As Brexit Deadline Day approaches, the possibility of a ‘no deal’ looks increasingly likely. But what are the ramifications of this for SMEs and businesses? David Hearne, researcher at Birmingham City University’s Centre for Brexit Studies (CBS), outlines the potential challenges and how businesses can try to prepare for them.
Whether the UK leaves the EU with or without a withdrawal agreement remains to be seen. While businesses are uncertain about the effects of Brexit in the long term, in the immediate future there are ways they can try to prepare for October 31.
How can businesses and SMEs prepare for Brexit?
One piece of advice that has endured is to know your suppliers. As a business, you may not have any obvious links with Europe from a trade point of view, but that doesn’t mean your supply chain is free of dependence on the EU. It’s one thing to know who supplies you, but do you know who supplies them (and in turn, whose supply chain are you in)? Knowing your environment and how it will be affected is the best way to minimise any negative impacts.

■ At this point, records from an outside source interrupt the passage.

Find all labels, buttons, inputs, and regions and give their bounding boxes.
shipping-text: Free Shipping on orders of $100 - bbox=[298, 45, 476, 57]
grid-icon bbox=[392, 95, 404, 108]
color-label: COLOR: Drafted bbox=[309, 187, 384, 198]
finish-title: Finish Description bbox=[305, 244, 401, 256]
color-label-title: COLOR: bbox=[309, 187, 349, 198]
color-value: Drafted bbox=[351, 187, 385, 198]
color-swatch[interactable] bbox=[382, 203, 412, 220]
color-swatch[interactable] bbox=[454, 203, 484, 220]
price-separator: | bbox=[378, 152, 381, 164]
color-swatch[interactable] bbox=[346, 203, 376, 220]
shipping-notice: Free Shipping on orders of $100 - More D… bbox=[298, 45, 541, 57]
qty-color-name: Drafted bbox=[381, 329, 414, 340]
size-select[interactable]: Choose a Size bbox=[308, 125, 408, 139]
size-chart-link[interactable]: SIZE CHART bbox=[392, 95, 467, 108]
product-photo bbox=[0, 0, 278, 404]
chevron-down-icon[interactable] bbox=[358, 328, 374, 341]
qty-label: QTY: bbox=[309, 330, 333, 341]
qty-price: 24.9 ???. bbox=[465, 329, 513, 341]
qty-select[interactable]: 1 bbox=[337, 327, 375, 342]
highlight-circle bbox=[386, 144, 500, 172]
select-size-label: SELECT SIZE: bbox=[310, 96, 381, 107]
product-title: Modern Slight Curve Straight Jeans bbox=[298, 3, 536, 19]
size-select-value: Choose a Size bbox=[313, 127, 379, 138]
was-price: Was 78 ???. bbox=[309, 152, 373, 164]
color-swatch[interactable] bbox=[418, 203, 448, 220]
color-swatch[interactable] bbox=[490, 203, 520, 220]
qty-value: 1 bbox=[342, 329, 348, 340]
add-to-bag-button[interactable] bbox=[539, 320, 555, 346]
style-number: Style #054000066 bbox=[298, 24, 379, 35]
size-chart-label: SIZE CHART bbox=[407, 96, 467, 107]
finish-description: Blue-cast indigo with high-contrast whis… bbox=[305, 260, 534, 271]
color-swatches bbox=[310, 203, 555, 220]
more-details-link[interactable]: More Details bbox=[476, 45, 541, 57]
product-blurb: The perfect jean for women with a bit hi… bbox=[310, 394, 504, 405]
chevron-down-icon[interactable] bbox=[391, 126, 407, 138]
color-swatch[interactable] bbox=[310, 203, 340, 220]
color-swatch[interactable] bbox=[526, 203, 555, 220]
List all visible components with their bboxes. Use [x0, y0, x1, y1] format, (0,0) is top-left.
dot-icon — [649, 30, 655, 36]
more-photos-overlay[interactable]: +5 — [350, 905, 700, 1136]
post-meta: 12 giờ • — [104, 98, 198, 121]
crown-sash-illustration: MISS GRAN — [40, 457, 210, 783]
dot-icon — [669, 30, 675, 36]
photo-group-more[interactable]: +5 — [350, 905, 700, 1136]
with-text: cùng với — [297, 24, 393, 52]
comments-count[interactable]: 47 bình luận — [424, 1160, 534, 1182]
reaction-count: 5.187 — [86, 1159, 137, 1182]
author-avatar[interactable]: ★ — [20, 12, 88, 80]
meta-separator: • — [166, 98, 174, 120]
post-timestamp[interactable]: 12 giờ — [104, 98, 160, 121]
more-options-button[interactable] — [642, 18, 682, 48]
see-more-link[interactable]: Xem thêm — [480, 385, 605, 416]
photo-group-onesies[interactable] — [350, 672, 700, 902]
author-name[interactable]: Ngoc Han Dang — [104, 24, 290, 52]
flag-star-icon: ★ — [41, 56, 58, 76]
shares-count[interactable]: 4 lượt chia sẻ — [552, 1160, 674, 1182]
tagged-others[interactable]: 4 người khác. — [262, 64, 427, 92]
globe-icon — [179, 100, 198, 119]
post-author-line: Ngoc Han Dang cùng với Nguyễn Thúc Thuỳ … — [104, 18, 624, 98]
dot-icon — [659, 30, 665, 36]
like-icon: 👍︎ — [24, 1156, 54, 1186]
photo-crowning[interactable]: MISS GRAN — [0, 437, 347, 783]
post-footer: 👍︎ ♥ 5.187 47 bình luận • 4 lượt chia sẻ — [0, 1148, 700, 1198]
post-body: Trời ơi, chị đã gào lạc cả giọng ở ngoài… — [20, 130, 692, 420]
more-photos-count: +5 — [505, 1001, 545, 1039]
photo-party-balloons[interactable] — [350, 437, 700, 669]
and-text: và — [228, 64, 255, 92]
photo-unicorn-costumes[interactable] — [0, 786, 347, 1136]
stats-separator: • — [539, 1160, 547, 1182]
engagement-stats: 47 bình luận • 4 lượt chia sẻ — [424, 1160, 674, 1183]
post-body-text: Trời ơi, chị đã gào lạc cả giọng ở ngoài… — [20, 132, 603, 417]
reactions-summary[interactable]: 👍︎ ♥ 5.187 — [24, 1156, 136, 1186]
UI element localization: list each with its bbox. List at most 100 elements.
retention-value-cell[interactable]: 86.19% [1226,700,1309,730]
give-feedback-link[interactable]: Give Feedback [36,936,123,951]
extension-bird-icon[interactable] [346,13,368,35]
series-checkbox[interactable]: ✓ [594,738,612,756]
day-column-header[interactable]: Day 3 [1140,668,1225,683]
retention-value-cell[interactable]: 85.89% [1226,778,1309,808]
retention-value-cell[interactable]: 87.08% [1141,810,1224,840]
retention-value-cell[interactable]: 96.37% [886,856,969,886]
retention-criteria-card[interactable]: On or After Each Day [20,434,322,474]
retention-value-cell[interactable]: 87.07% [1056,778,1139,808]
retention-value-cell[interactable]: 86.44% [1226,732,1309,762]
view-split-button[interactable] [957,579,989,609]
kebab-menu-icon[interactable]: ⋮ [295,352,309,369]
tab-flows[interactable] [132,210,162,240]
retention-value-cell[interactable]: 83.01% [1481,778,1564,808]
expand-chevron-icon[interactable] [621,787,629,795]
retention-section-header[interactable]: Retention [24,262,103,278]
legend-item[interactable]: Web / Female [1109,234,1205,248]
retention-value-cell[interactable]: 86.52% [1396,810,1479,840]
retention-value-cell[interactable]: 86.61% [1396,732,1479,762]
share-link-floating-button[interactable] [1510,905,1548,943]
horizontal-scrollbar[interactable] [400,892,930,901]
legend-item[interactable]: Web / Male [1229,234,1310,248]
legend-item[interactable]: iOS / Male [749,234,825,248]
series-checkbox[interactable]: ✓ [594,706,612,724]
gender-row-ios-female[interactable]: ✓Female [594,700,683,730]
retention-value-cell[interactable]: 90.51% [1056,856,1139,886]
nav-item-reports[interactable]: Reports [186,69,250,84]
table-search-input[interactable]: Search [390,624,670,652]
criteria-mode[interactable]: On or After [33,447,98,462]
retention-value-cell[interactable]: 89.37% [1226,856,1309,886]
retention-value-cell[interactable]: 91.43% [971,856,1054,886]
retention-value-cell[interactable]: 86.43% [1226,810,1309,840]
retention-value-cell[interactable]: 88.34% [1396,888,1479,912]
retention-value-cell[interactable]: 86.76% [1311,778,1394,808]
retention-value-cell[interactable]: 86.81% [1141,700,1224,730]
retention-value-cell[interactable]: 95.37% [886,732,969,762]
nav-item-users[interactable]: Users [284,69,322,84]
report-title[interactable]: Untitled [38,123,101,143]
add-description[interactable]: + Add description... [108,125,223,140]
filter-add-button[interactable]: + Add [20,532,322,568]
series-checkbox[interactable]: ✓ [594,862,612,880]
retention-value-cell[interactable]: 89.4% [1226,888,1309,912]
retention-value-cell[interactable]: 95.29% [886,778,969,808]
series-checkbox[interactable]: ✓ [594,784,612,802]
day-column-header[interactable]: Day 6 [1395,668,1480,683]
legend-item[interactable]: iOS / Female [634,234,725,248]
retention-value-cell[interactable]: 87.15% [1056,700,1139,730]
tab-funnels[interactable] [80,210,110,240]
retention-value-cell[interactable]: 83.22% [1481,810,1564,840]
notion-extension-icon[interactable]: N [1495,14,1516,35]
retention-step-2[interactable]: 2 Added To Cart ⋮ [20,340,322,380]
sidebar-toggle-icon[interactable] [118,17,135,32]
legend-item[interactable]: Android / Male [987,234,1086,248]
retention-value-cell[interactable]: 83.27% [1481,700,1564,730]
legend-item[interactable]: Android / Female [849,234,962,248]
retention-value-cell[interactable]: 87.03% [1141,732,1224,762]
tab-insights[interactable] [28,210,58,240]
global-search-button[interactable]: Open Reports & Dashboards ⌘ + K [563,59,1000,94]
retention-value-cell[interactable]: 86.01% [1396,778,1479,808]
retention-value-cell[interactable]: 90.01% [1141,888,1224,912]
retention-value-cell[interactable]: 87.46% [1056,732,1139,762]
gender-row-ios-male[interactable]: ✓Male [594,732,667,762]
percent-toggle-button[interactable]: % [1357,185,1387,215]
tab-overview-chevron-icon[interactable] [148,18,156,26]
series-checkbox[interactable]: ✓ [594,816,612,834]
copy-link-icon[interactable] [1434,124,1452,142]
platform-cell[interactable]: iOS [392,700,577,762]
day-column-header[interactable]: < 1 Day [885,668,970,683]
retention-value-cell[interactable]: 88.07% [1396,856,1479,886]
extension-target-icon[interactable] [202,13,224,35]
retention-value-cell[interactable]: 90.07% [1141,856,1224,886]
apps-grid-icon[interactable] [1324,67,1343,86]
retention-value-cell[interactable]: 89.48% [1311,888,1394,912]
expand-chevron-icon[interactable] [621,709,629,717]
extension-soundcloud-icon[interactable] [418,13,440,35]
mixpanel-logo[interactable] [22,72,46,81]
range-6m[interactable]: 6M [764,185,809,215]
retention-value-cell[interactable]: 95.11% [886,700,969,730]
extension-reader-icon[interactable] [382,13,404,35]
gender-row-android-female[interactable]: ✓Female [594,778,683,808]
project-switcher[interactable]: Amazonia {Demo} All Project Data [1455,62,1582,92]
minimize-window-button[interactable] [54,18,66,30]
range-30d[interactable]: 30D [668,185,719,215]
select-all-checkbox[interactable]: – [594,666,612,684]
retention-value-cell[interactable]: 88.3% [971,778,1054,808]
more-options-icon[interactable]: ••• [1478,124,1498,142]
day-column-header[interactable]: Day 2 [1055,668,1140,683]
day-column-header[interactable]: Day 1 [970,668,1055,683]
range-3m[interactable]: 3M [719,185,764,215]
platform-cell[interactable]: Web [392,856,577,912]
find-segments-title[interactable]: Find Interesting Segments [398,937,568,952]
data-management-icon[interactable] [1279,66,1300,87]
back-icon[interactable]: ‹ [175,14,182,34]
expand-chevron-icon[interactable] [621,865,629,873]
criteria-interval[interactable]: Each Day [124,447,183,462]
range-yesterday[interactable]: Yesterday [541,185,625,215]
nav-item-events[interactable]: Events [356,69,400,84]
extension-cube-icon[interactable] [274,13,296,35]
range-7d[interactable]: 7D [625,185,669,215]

Make sure your paperwork is in order, particularly if you are involved in import/export. Be aware of what you are likely to have to do (customs declarations, meeting the rules of origin requirements) and get on top of this immediately. One scenario you don’t want to face is your drivers arriving at a border, only to be told their paperwork is incorrect. This will cause delays in distribution, potentially spoiled produce and greater fuel costs.
It is also important to be aware of what legislation applies to you. If you know what position you are in now, you’ll have a better idea of how that legislation may change. If you’re using services across the EU, make sure you know how you are going to demonstrate ongoing compliance in terms of EU regulations where necessary. This may be different from what you are used to at present.
How will a ‘no deal’ affect businesses and SMEs?
If we leave without a deal on October 31, there will be huge ramifications for businesses. Firstly, you are going to have to swot up on how to sell into the Customs Union from the outside. Some sectors are going to be more affected than others, but overall you are going to have to be much more on the ball when it comes to European legislation and all the paperwork that goes with that. Every business is different, but many sectors face common challenges.
Secondly, Brexit is a process rather than an event, so we will see a gradual escalation of impact over time. For example, the EU has agreed that community licenses will continue to be valid until the end of the year, which is great news in the short-term if you are involved in haulage, but what is going to happen come January 2020? Even if you are not directly involved, this could have an impact on your business receiving or sending parts.
There will also be changes in regulations over time. The mitigating controls the EU have put in place can be taken away, or extended, at any time, and businesses will need to be aware of exactly what is applicable and when. Furthermore, even if the UK mirrors EU regulations in a number of areas, you will still need to demonstrate compliance – this means there is likely to be a lot of duplication, as you will have to show your compliance for both the UK and the EU, even if the rules are the same.
What are the common concerns for businesses?
At the CBS, we frequently advise businesses on the potential implications Brexit could have on their business. One regular concern that arises is to do with human resources. Businesses are losing skilled and hard-working employees, particularly from Eastern Europe – one business I spoke to informed me that during their recent summer break, five percent of their European staff didn’t come back. These are workers with considerable skills that are hard to replace, particularly if your business doesn’t have the time and money to invest in a training a replacement.